Gestern verbrachte ich nach langer Zeit wieder einmal einen Tag in Wien. Ein wunderschöner Tag, wenn auch mit extremen Temperaturen, die selbst eingefleischte Strache-Sympathisanten daran erinnern sollten, dass Österreich untrennbarer Teil des Balkans ist: bereits gegen 9 Uhr morgens herrschte Rijeka, und spätestens ab 11:30 befand man sich zwischen Schwarzenbergplatz und Graben mitten im hochsommerlichen Dubrovnik. Abgesehen davon war Wien wie immer – „just Wien“ – und so ketzerisch das klingen mag, aber die Weltwirtschaftskrise tut der Atmosphäre der Stadt gut: keine 5 Millionen japanische Touristen auf den Straßen und in den feinen Läden der Kärntnerstraße kann man jetzt auch wieder ohne fließende Russischkenntnisse einkaufen. Darüber hinaus gibt man sich in den essenziellen Dingen des Lebens weiterhin traditionsbewusst, kocht das „weiche Ei“ zum Frühstück auch tatsächlich „weich“, was gar nicht anders sein darf, weil man sonst das Eigelb mit dem Kornspitz nicht austunken kann; etwas, was die Anderen, die Deutschen etwa, nie kapieren werden, weil bei denen sind auch die als „weich“ deklarierten Eier notorisch hart gekocht; aber wie sollten sie es auch verstehen, die Armen, sie haben ja auch keine Vorstellung davon, was ein echter Kornspitz ist, und unter derartigen Bedingungen stellt sich natürlich kein kulinarisches Bewusstsein ein.

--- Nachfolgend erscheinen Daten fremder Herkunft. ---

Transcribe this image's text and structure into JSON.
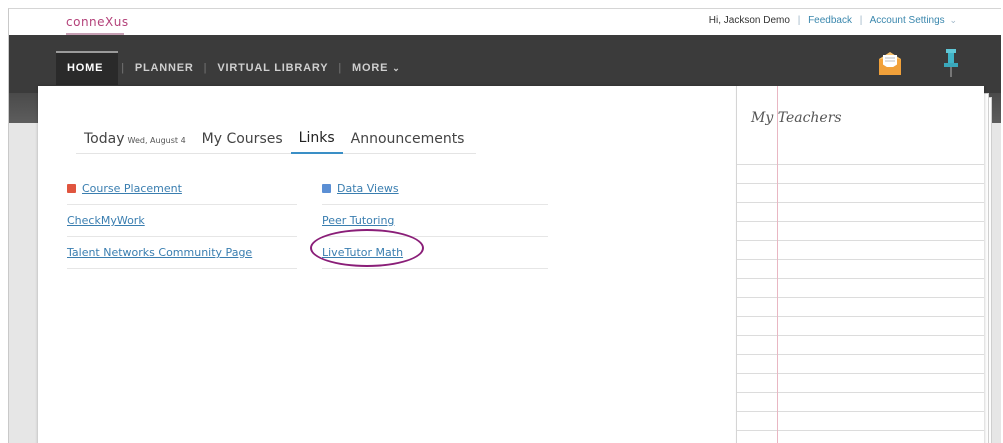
{
  "header": {
    "logo_text": "conneXus",
    "greeting": "Hi, Jackson Demo",
    "feedback": "Feedback",
    "account_settings": "Account Settings"
  },
  "nav": {
    "items": [
      {
        "label": "HOME"
      },
      {
        "label": "PLANNER"
      },
      {
        "label": "VIRTUAL LIBRARY"
      },
      {
        "label": "MORE"
      }
    ],
    "icons": [
      "mail-icon",
      "pin-icon"
    ]
  },
  "tabs": {
    "today": "Today",
    "today_date": "Wed, August 4",
    "my_courses": "My Courses",
    "links": "Links",
    "announcements": "Announcements",
    "active": "Links"
  },
  "links": {
    "left": [
      {
        "label": "Course Placement",
        "icon": "book-icon"
      },
      {
        "label": "CheckMyWork"
      },
      {
        "label": "Talent Networks Community Page"
      }
    ],
    "right": [
      {
        "label": "Data Views",
        "icon": "data-icon"
      },
      {
        "label": "Peer Tutoring"
      },
      {
        "label": "LiveTutor Math"
      }
    ]
  },
  "notepad": {
    "title": "My Teachers"
  },
  "colors": {
    "accent": "#3a8fc6",
    "link": "#3a7eb0",
    "nav_bg": "#3b3b3b",
    "highlight_circle": "#8a1e78",
    "logo": "#b4427a"
  }
}
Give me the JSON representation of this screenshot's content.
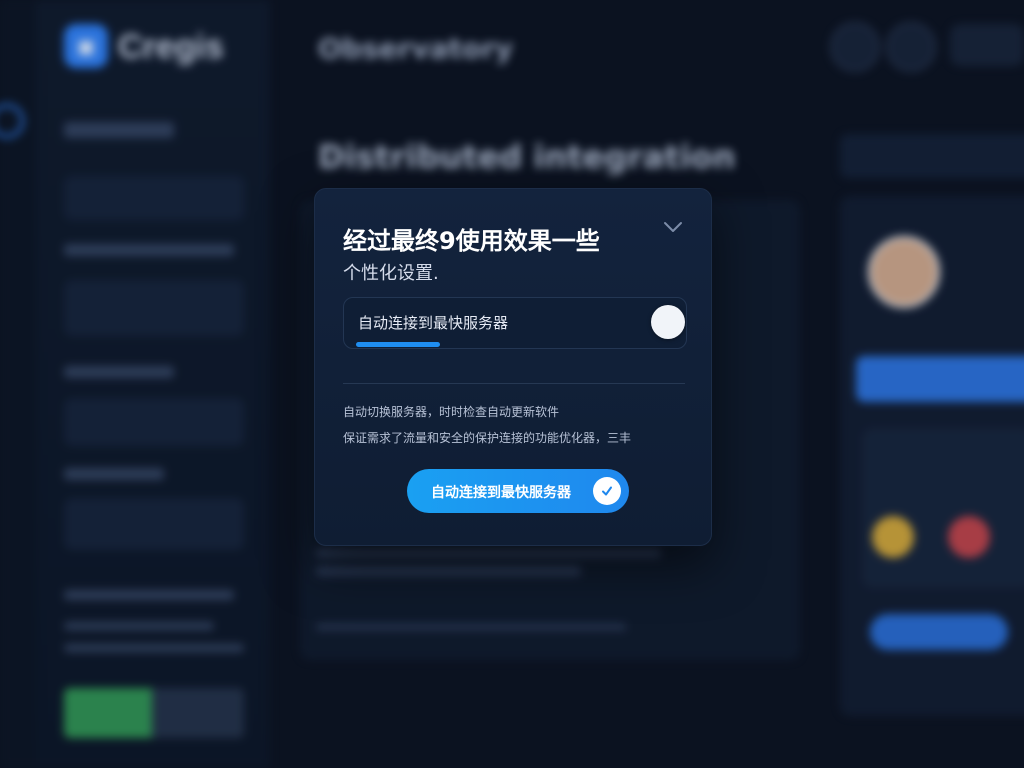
{
  "background": {
    "app_name": "Cregis",
    "header_title": "Observatory",
    "main_heading": "Distributed integration"
  },
  "dialog": {
    "title": "经过最终9使用效果一些",
    "subtitle": "个性化设置.",
    "toggle": {
      "label": "自动连接到最快服务器",
      "progress": 0.28
    },
    "description_lines": [
      "自动切换服务器，时时检查自动更新软件",
      "保证需求了流量和安全的保护连接的功能优化器，三丰"
    ],
    "primary_button_label": "自动连接到最快服务器",
    "icons": {
      "collapse": "chevron-down-icon",
      "button": "checkmark-icon"
    }
  },
  "colors": {
    "accent": "#1f8ef1",
    "dialog_bg": "#13233d",
    "page_bg": "#0b1220"
  }
}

So saß ich also im „Frauenhuber“ und genoss mein Frühstück, sehr zuvorkommend bedient vom korrekt gekleideten Herrn Ober, der obendrein durch beredten Smalltalk auszugleichen suchte, dass er mich eingangs für einen verdammten deutschen Touristen hielt. Wie meinen? Na, sooo lange war ich nun aber auch wieder nicht weg gewesen! Aber gut: vermutlich nichts weiter als die typische déformation professionelle des rot-weiß-roten Gastgewerbes – es sei ihm also verziehen. Sitze ich also wie gesagt so da im Frauenhuber, erfreue mich der riesigen Auswahl an Tageszeitungen (übrigens auch etwas, was die Deutschen nie begrei… aber OK, lassen wir das, hat eh keinen Sinn) und erblicke im Kulturteil des „Standard“ eine Grußbotschaft der Bregenzer Festspiele an die Hollywood-Filmstudios, sie wären auch in der nächsten James Bond-Produktion gerne wieder Schauplatz der Handlung:

Bühnenbild der Bregenzer Festspiele

(Quelle: Der Standard vom 23.07.2009)

Wobei sie dazugelernt haben, die smarten Vorarlberger Kulturmanager, denn während Tosca letztens wirklich nur als Kulisse für Agent 007 taugte, ist das diesjährige Bühnenbild von Aida – mit apartem Nuklearsprengkopf in maßstabgetreuer Replica der Bundeslade – multi-thematisch verwertbar, und nach allem, was man so hört, ist der nächste „Indiana Jones“ ja schon in der Mache.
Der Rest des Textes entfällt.